I have been hearing the term aperture for years now. I knew it was something to do with a camera’s lens and in particular its iris. But that is as far as my knowledge on the subject extended. With the daily use of a smartphones’ camera, which has a fixed aperture, I was not interested in finding more on the subject!
More recently, though, I have become more interested in photography and videography. Thus, I have been asking myself – what is aperture? In short, the topic deals with the focal point – your subject; depth-of-field – what you see around your subject; and focal ratio – the amount of light that can get through depending on the type of lens you are using – prime vs zoom, and the available aperture of the iris. Put all those together and you can end up with either great vibrant photographs or flat boring ones, which might not help you convey the effect you were going for.

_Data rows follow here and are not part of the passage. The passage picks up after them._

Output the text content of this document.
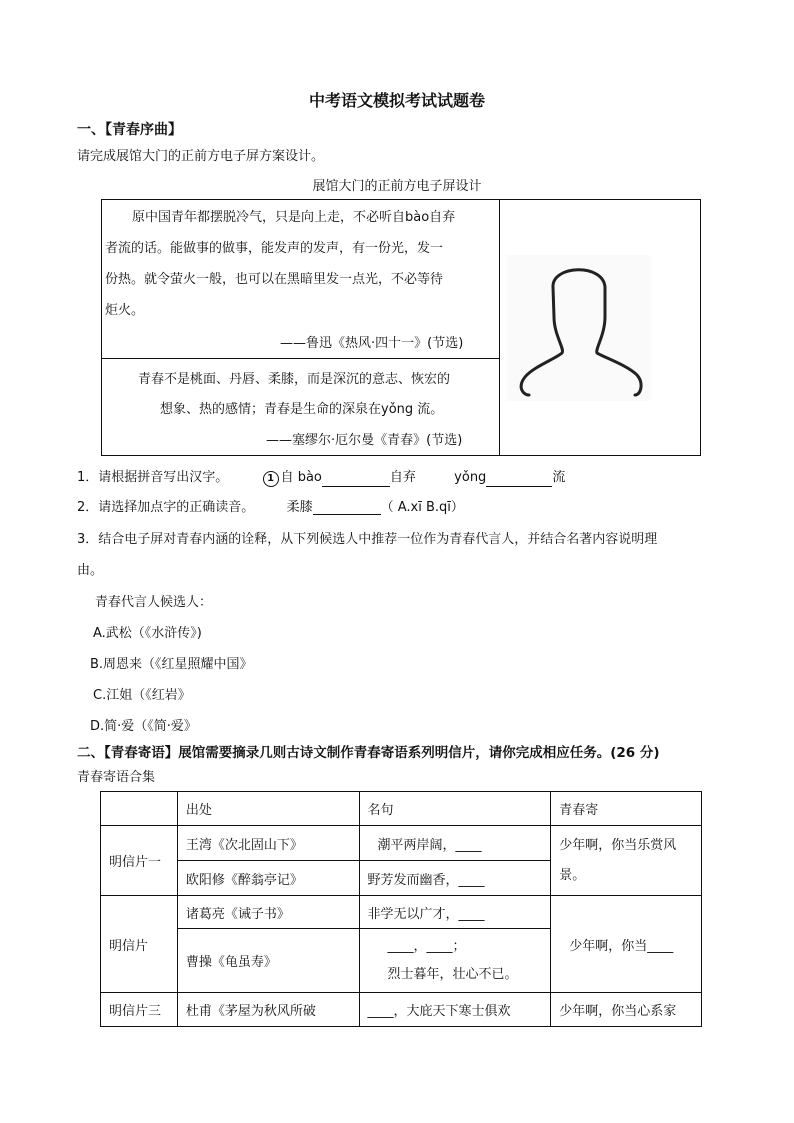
中考语文模拟考试试题卷
一、【青春序曲】
请完成展馆大门的正前方电子屏方案设计。
展馆大门的正前方电子屏设计
原中国青年都摆脱冷气，只是向上走，不必听自bào自弃
者流的话。能做事的做事，能发声的发声，有一份光，发一
份热。就令萤火一般，也可以在黑暗里发一点光，不必等待
炬火。
——鲁迅《热风·四十一》(节选)
青春不是桃面、丹唇、柔膝，而是深沉的意志、恢宏的
想象、热的感情；青春是生命的深泉在yǒng 流。
——塞缪尔·厄尔曼《青春》(节选)
1．请根据拼音写出汉字。	1 自 bào	自弃	yǒng	流
2．请选择加点字的正确读音。 柔膝	（ A.xī B.qī）
3．结合电子屏对青春内涵的诠释，从下列候选人中推荐一位作为青春代言人，并结合名著内容说明理
由。
青春代言人候选人：
A.武松（《水浒传》)
B.周恩来（《红星照耀中国》
C.江姐（《红岩》
D.简·爱（《简·爱》
二、【青春寄语】展馆需要摘录几则古诗文制作青春寄语系列明信片，请你完成相应任务。(26 分)
青春寄语合集
	出处	名句	青春寄
明信片一	王湾《次北固山下》	潮平两岸阔，____	少年啊，你当乐赏风景。
	欧阳修《醉翁亭记》	野芳发而幽香，____	
明信片	诸葛亮《诫子书》	非学无以广才，____	少年啊，你当____
	曹操《龟虽寿》	____，____；
烈士暮年，壮心不已。	

明信片三	杜甫《茅屋为秋风所破	____，大庇天下寒士俱欢	少年啊，你当心系家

After watching several videos explaining and demonstrating how aperture and f-stops work, which I am going to embed below, I have created the following reference table for myself. Keep in mind that each side is the extreme and there are progressions between them. It is not a case of either or.
My short aperture guide:
- Open (large) – Aperture State – Closed (small)
- Fast – Shutter Speed – Slow
- 1 – f-stop – 22
- Focused with blurred back/foreground (pop) – Focus Subject – Flat (everything)
- Daytime – When to Use – Nighttime
Below is an image illustrating most of what is in the guide.
I am including several of the videos which helped me understand aperture better.
Regarding smartphones – even though the cameras on smartphones have fixed aperture, you can still manipulate them some by using mobile lenses. There are many different options on the market when it comes to removable mobile lenses, the ones I use with my Google Pixel 3XL are by Moment, more specifically the Moment M-Series.